Dask is a popular Python library for parallel computing. It includes, via dask-jobqueue the ability to launch sub tasks in HTCondor.

This document is intended to give hints as to how to use dask-jobqueue with the CERN setup, along with some current limitations.

Setting up DASK

It's recommended to refer to the upstream documentation but I will leave some basic tips here, in order that future sections of this doc make a little more sense.

Conda can be used to create a python installation with the correct utilities needed for dask. In my case, my $HOME is in afs but I wanted my installation in eos. My ~/.condarc looked like this:

channels:
  - conda-forge
  - bioconda
  - defaults

pkgs_dirs:
  - /eos/user/b/bejones/conda
You can create conda environments as required.

[bejones@lxplus778 ~]$ conda-env list
# conda environments:
#
                         /eos/user/b/bejones/dask
base                  *  /usr

In my case I will activate via the path

[bejones@lxplus778 ~]$ conda activate /eos/user/b/bejones/dask
(/eos/user/b/bejones/dask) [bejones@lxplus778 ~]$

The following packages will be needed as a minimum:

$ conda install dask dask-jobqueue

Running jobs

The way dask-jobqueue works is that it submit jobs via condor that then call back to a scheduler that the initiating code is running. It currently requires a shared filesystem to communicate. What this means for us is that python code running on lxplus needs to open a known port, and that there are no firewalls blocking that port when workers call back to perform work.

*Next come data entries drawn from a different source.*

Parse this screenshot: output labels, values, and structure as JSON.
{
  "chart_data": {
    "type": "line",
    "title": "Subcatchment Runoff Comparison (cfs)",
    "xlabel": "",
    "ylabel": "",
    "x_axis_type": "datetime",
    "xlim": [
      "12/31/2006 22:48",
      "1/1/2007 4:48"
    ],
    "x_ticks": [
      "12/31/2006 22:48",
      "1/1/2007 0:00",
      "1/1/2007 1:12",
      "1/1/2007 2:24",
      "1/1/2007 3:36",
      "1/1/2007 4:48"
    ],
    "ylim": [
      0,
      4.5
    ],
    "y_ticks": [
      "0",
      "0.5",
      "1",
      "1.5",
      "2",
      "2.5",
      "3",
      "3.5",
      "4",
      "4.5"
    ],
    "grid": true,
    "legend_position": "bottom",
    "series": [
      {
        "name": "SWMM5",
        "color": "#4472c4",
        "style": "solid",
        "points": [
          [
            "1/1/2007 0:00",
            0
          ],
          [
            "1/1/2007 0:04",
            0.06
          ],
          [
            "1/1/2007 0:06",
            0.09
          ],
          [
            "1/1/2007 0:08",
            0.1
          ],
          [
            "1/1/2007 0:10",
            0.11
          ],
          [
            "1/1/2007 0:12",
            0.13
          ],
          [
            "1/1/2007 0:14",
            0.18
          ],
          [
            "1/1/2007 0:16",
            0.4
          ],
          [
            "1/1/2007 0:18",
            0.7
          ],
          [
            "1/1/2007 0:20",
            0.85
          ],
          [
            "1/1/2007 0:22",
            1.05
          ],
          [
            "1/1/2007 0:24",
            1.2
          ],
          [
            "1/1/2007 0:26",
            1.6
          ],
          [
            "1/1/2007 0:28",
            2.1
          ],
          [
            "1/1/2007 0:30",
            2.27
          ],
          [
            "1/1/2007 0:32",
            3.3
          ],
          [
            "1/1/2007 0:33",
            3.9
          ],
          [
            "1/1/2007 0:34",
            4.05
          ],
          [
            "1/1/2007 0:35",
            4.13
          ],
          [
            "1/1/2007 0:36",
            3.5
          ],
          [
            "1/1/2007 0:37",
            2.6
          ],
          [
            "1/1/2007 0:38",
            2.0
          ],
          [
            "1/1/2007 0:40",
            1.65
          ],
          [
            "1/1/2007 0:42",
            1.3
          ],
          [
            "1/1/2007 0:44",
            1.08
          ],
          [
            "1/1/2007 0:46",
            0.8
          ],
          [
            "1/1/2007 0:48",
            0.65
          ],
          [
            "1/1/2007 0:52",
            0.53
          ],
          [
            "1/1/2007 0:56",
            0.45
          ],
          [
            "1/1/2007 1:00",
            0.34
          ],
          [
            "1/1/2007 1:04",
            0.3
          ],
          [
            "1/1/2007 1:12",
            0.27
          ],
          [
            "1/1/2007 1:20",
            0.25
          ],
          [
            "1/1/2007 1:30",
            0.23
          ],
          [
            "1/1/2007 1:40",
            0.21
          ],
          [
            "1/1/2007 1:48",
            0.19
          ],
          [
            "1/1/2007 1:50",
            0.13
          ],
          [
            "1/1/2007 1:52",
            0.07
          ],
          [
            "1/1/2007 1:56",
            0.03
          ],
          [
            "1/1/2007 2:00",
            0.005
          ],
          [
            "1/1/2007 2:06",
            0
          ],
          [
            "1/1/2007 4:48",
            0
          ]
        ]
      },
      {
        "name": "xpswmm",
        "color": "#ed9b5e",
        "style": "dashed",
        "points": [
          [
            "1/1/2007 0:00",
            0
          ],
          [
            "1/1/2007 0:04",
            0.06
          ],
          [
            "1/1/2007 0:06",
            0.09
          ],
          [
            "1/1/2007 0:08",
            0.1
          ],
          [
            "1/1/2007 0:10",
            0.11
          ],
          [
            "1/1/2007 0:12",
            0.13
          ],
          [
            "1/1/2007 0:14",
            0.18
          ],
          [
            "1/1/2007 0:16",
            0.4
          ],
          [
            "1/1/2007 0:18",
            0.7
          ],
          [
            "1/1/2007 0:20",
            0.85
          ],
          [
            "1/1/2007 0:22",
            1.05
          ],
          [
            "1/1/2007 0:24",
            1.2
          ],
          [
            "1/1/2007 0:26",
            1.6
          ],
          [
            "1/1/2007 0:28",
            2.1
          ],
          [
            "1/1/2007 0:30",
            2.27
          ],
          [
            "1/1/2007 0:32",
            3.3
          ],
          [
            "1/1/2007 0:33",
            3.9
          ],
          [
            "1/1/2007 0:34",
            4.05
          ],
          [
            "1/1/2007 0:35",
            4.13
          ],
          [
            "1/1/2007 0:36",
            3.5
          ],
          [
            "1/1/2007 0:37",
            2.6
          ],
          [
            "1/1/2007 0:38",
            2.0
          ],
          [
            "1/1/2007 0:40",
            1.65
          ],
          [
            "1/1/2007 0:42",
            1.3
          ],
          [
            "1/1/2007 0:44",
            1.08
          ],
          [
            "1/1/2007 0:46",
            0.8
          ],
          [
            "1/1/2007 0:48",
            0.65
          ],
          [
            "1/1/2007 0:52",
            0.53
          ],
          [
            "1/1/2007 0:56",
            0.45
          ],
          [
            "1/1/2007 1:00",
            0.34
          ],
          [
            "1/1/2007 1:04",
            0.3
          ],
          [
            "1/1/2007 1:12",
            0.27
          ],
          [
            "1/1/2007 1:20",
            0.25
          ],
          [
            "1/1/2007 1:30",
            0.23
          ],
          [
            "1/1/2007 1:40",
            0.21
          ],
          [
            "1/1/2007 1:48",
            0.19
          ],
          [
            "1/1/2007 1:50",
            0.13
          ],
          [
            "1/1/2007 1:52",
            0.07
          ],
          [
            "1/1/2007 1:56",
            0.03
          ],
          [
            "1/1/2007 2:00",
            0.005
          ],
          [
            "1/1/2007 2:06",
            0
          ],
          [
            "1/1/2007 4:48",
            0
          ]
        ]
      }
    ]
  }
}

Here therefore is a toy example to demonstrate the mechanics:

#!/usr/bin/env python

from distributed import Client
from dask_jobqueue import HTCondorCluster
import socket

def hname():
    import socket
    return socket.gethostname()

def main():
    n_port = 8786
    with HTCondorCluster(
            cores=1,
            memory='2000MB',
            disk='1000MB',
            death_timeout = '60',
            nanny = False,
            scheduler_options={
                'port': n_port,
                'host': socket.gethostname()
                },
            job_extra={
                'log': 'dask_job_output.log',
                'output': 'dask_job_output.out',
                'error': 'dask_job_output.err',
                'should_transfer_files': 'Yes',
                'when_to_transfer_output': 'ON_EXIT',
                '+JobFlavour': '"tomorrow"',
                },
            extra = ['--worker-port 10000:10100']
            ) as cluster:
        print(cluster.job_script())
        with Client(cluster) as client:
            futures = []
            cluster.scale(4)
            for i in range(4):
              f = client.submit(hname)
              futures.append(f)
            print('Result is {}'.format(client.gather(futures)))

if __name__ == '__main__':
    main()

It's important to note a few things. Firstly the python interpreter in the shebang only works if you're running from an activated conda env. Otherwise it would need a conda path to the binary, ie /eos/user/b/bejones/conda/bin/python in my case.

The third is that despite the fact that in CERN we fiddle around with resource requirements to force 1 core == 2Gib RAM == 20GiB disk, dask does not know this, and requires you to say something that it will turn into a condor submit file.

Thirdly, it's important for here to include those extra fields such as +JobFlavour

Finally, and importantly, the current setup means that the port 8786 is required so only one Dask client is possible per lxplus node. We should be able to improve that, but for now if there's a port collision, try a different node... For the workers, a port range has been defined: 10000:10100 which should help avoid collisions when jobs are scheduled on the same workers.